I can't imagine it would be very difficult at all - the subtitle files would otherwise be identical, so it would just be a case of re-rendering them in a different colour.
Re: The Leopard
Posted: Mon Feb 27, 2012 5:30 am
by bugsy_pal
I picked up the Madman bluray recently and have done a quick A/B comparison with the Criterion on a few scenes (sorry, I can't do sceenshots).
The yellow subtitles on the Madman are fine with me - it's a fairly pale yellow, not the lurid acid yellow on some DVDs.

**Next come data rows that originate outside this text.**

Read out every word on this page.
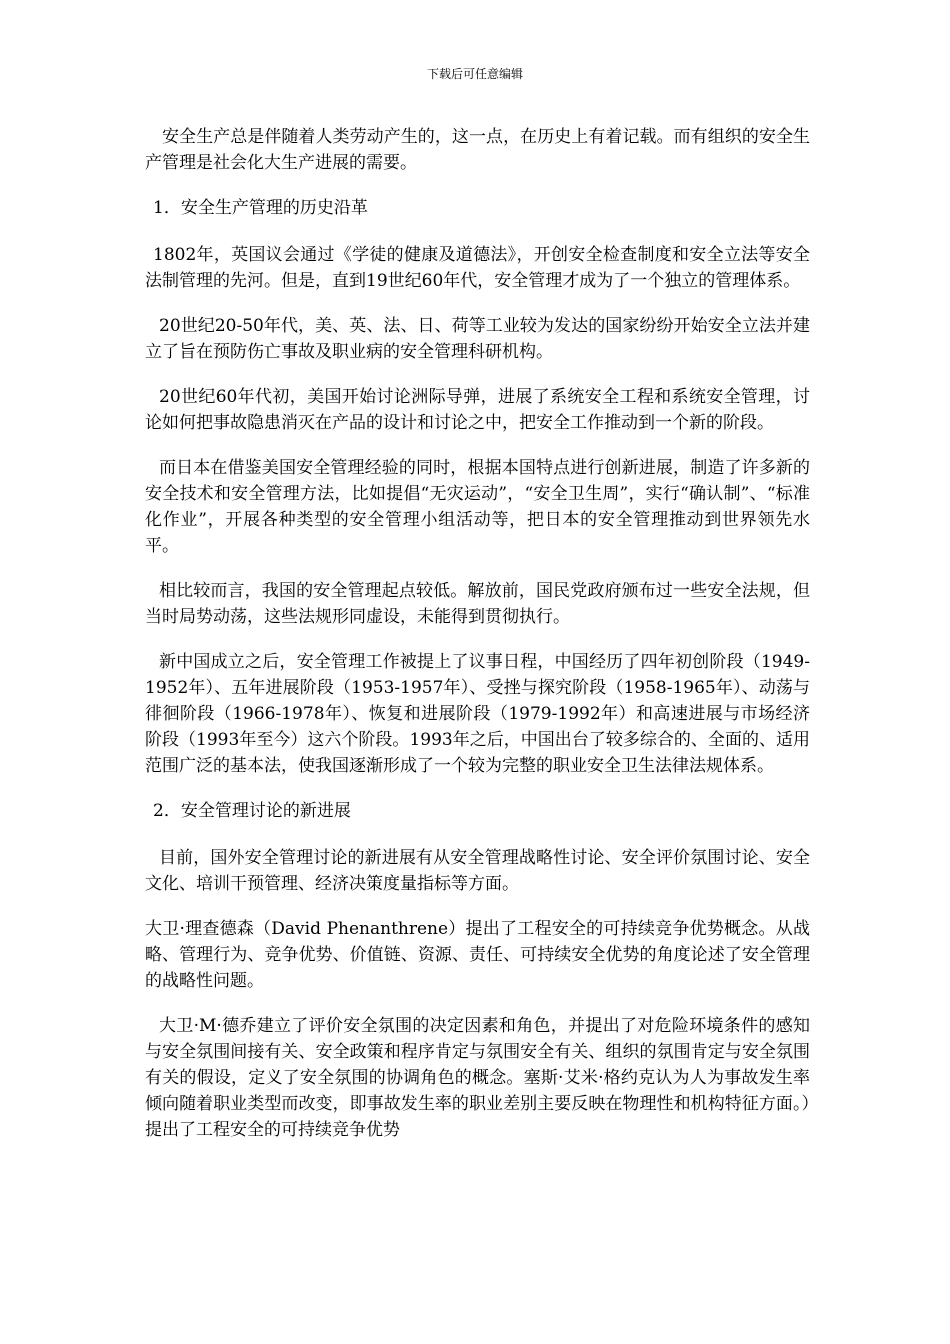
下载后可任意编辑

安全生产总是伴随着人类劳动产生的，这一点，在历史上有着记载。而有组织的安全生产管理是社会化大生产进展的需要。

1．安全生产管理的历史沿革

1802年，英国议会通过《学徒的健康及道德法》，开创安全检查制度和安全立法等安全法制管理的先河。但是，直到19世纪60年代，安全管理才成为了一个独立的管理体系。

20世纪20-50年代，美、英、法、日、荷等工业较为发达的国家纷纷开始安全立法并建立了旨在预防伤亡事故及职业病的安全管理科研机构。

20世纪60年代初，美国开始讨论洲际导弹，进展了系统安全工程和系统安全管理，讨论如何把事故隐患消灭在产品的设计和讨论之中，把安全工作推动到一个新的阶段。

而日本在借鉴美国安全管理经验的同时，根据本国特点进行创新进展，制造了许多新的安全技术和安全管理方法，比如提倡“无灾运动”，“安全卫生周”，实行“确认制”、“标准化作业”，开展各种类型的安全管理小组活动等，把日本的安全管理推动到世界领先水平。

相比较而言，我国的安全管理起点较低。解放前，国民党政府颁布过一些安全法规，但当时局势动荡，这些法规形同虚设，未能得到贯彻执行。

新中国成立之后，安全管理工作被提上了议事日程，中国经历了四年初创阶段（1949-1952年）、五年进展阶段（1953-1957年）、受挫与探究阶段（1958-1965年）、动荡与徘徊阶段（1966-1978年）、恢复和进展阶段（1979-1992年）和高速进展与市场经济阶段（1993年至今）这六个阶段。1993年之后，中国出台了较多综合的、全面的、适用范围广泛的基本法，使我国逐渐形成了一个较为完整的职业安全卫生法律法规体系。

2．安全管理讨论的新进展

目前，国外安全管理讨论的新进展有从安全管理战略性讨论、安全评价氛围讨论、安全文化、培训干预管理、经济决策度量指标等方面。

大卫·理查德森（David Phenanthrene）提出了工程安全的可持续竞争优势概念。从战略、管理行为、竞争优势、价值链、资源、责任、可持续安全优势的角度论述了安全管理的战略性问题。

大卫·M·德乔建立了评价安全氛围的决定因素和角色，并提出了对危险环境条件的感知与安全氛围间接有关、安全政策和程序肯定与氛围安全有关、组织的氛围肯定与安全氛围有关的假设，定义了安全氛围的协调角色的概念。塞斯·艾米·格约克认为人为事故发生率倾向随着职业类型而改变，即事故发生率的职业差别主要反映在物理性和机构特征方面。）提出了工程安全的可持续竞争优势
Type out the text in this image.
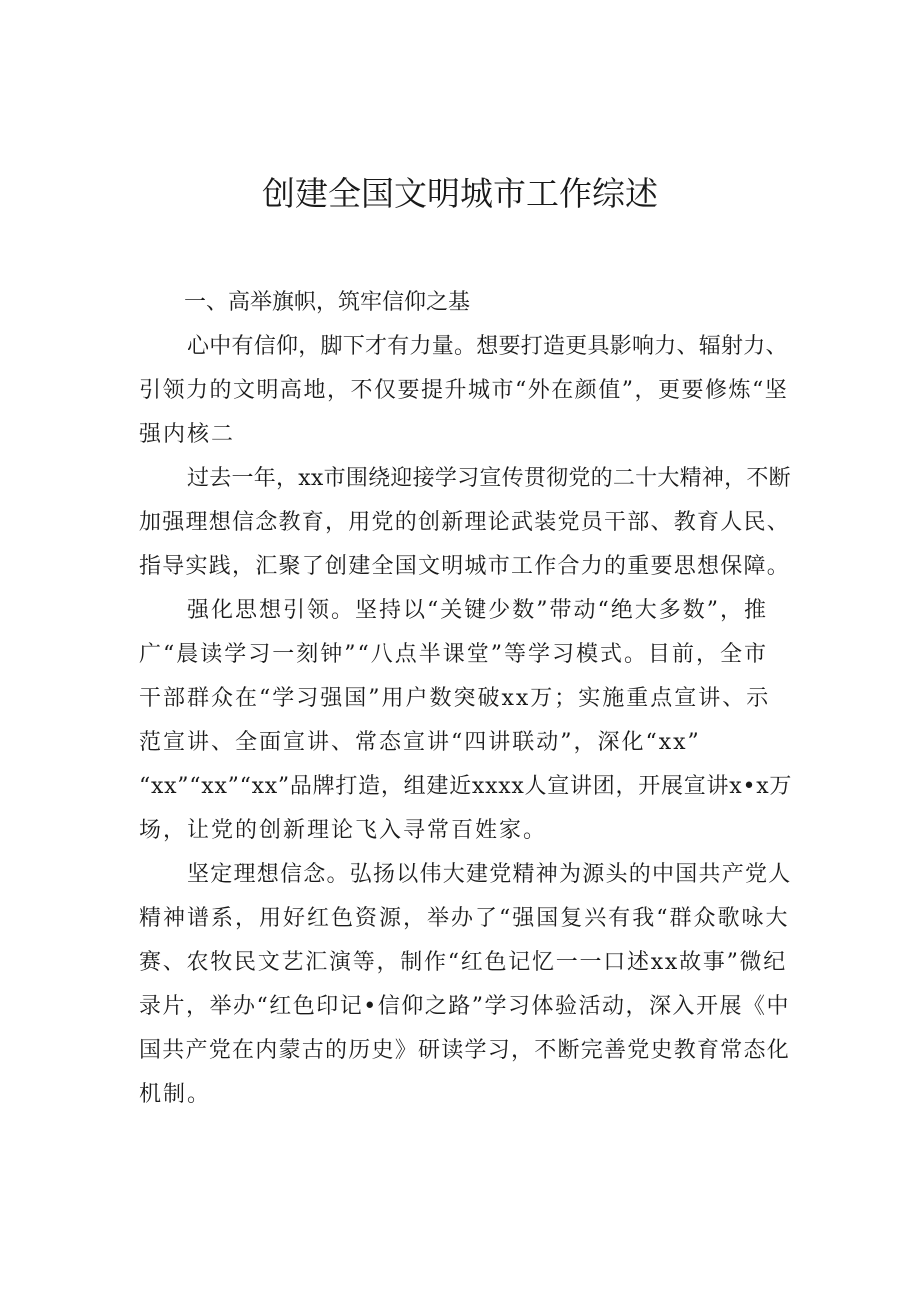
创建全国文明城市工作综述
一、高举旗帜，筑牢信仰之基
心中有信仰，脚下才有力量。想要打造更具影响力、辐射力、
引领力的文明高地，不仅要提升城市“外在颜值”，更要修炼“坚
强内核二
过去一年，xx市围绕迎接学习宣传贯彻党的二十大精神，不断
加强理想信念教育，用党的创新理论武装党员干部、教育人民、
指导实践，汇聚了创建全国文明城市工作合力的重要思想保障。
强化思想引领。坚持以“关键少数”带动“绝大多数”，推
广“晨读学习一刻钟”“八点半课堂”等学习模式。目前，全市
干部群众在“学习强国”用户数突破xx万；实施重点宣讲、示
范宣讲、全面宣讲、常态宣讲“四讲联动”，深化“xx”
“xx”“xx”“xx”品牌打造，组建近xxxx人宣讲团，开展宣讲x•x万
场，让党的创新理论飞入寻常百姓家。
坚定理想信念。弘扬以伟大建党精神为源头的中国共产党人
精神谱系，用好红色资源，举办了“强国复兴有我“群众歌咏大
赛、农牧民文艺汇演等，制作“红色记忆一一口述xx故事”微纪
录片，举办“红色印记•信仰之路”学习体验活动，深入开展《中
国共产党在内蒙古的历史》研读学习，不断完善党史教育常态化
机制。
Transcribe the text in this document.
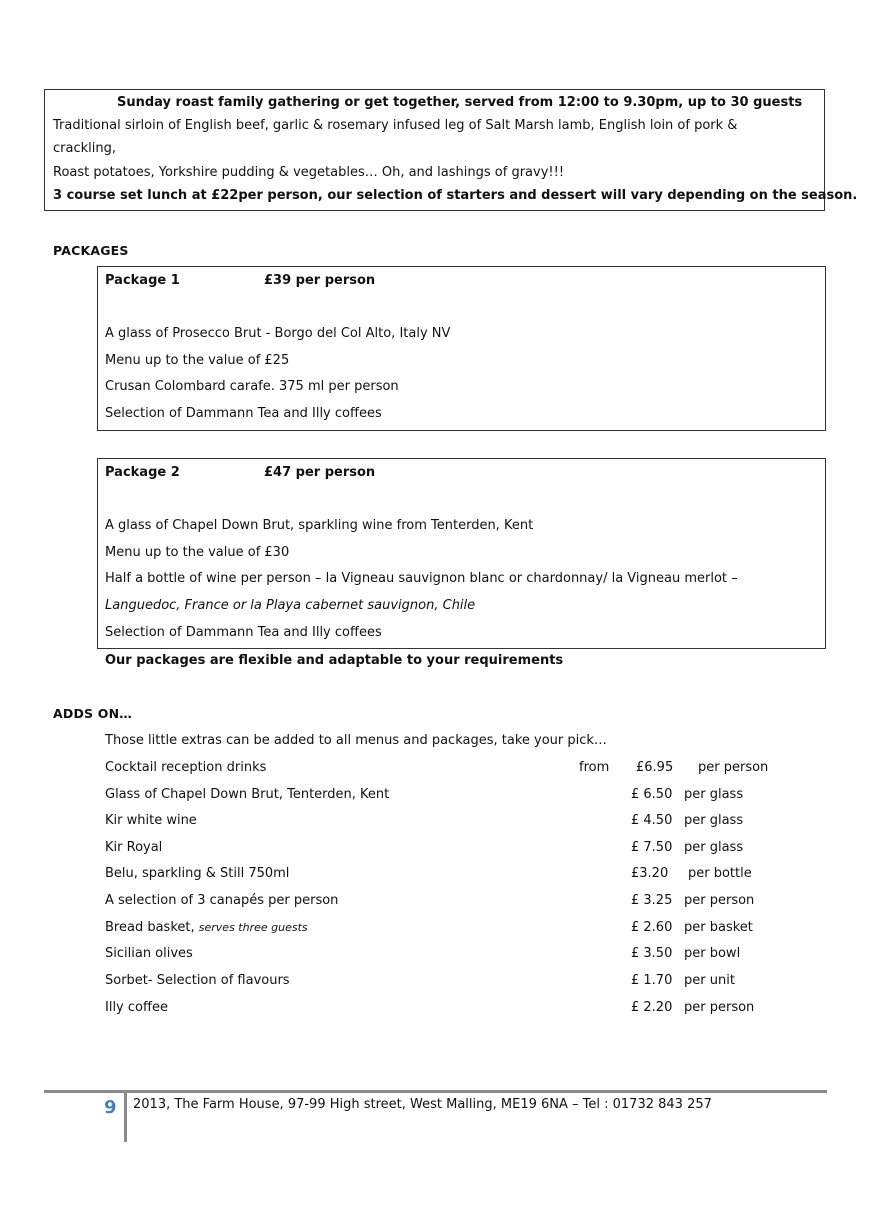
Sunday roast family gathering or get together, served from 12:00 to 9.30pm, up to 30 guests
Traditional sirloin of English beef, garlic & rosemary infused leg of Salt Marsh lamb, English loin of pork &
crackling,
Roast potatoes, Yorkshire pudding & vegetables… Oh, and lashings of gravy!!!
3 course set lunch at £22per person, our selection of starters and dessert will vary depending on the season.
PACKAGES
Package 1	£39 per person
A glass of Prosecco Brut - Borgo del Col Alto, Italy NV
Menu up to the value of £25
Crusan Colombard carafe. 375 ml per person
Selection of Dammann Tea and Illy coffees
Package 2	£47 per person
A glass of Chapel Down Brut, sparkling wine from Tenterden, Kent
Menu up to the value of £30
Half a bottle of wine per person – la Vigneau sauvignon blanc or chardonnay/ la Vigneau merlot –
Languedoc, France or la Playa cabernet sauvignon, Chile
Selection of Dammann Tea and Illy coffees
Our packages are flexible and adaptable to your requirements
ADDS ON…
Those little extras can be added to all menus and packages, take your pick…
Cocktail reception drinks	from £6.95 per person
Glass of Chapel Down Brut, Tenterden, Kent	£ 6.50 per glass
Kir white wine	£ 4.50 per glass
Kir Royal	£ 7.50 per glass
Belu, sparkling & Still 750ml	£3.20 per bottle
A selection of 3 canapés per person	£ 3.25 per person
Bread basket, serves three guests	£ 2.60 per basket
Sicilian olives	£ 3.50 per bowl
Sorbet- Selection of flavours	£ 1.70 per unit
Illy coffee	£ 2.20 per person
9 2013, The Farm House, 97-99 High street, West Malling, ME19 6NA – Tel : 01732 843 257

My impressions would generally support what the previously available screenshot comparisons between the French/Italian versions of the later restoration and the Criterion/BFI edition have shown. The Madman is definitely from a different restoration to the Criterion - there's more image on the Madman, often to the left side of the frame. The colours are somewhat juicier on the Madman compared to the Criterion. I don't know which version is more 'truthful', but after watching the two versions for a while, I generally liked the Madman better - blacks were deeper and the image just looked more lively. There was probably a bit less detail visible in the blacks on the Madman, but nothing to be concerned about. The Criterion looked somewhat faded and drab in comparison - it looks like an older print, whereas the Madman looks like it has been restored to resemble a more modern film.
My preference for the Madman's image relates also to other image differences - the Criterion seemed to have a more variable grain pattern, some of which seems at times to be digital noise or shimmering. This is evident in the opening shot right after the credits when the camera pans and zooms across the side of the stone building. On some other scenes the grain/noise is quite intrusive in motion. On the Madman, grain or noise is much finer.
I also noticed a scene or two where the Criterion exhibited pulsing of brightness - the scene where the carriage is going across the dry barren hills. There was none of that pulsing on the Madman.
I'd be happy with the Criterion of the Madman didn't exist.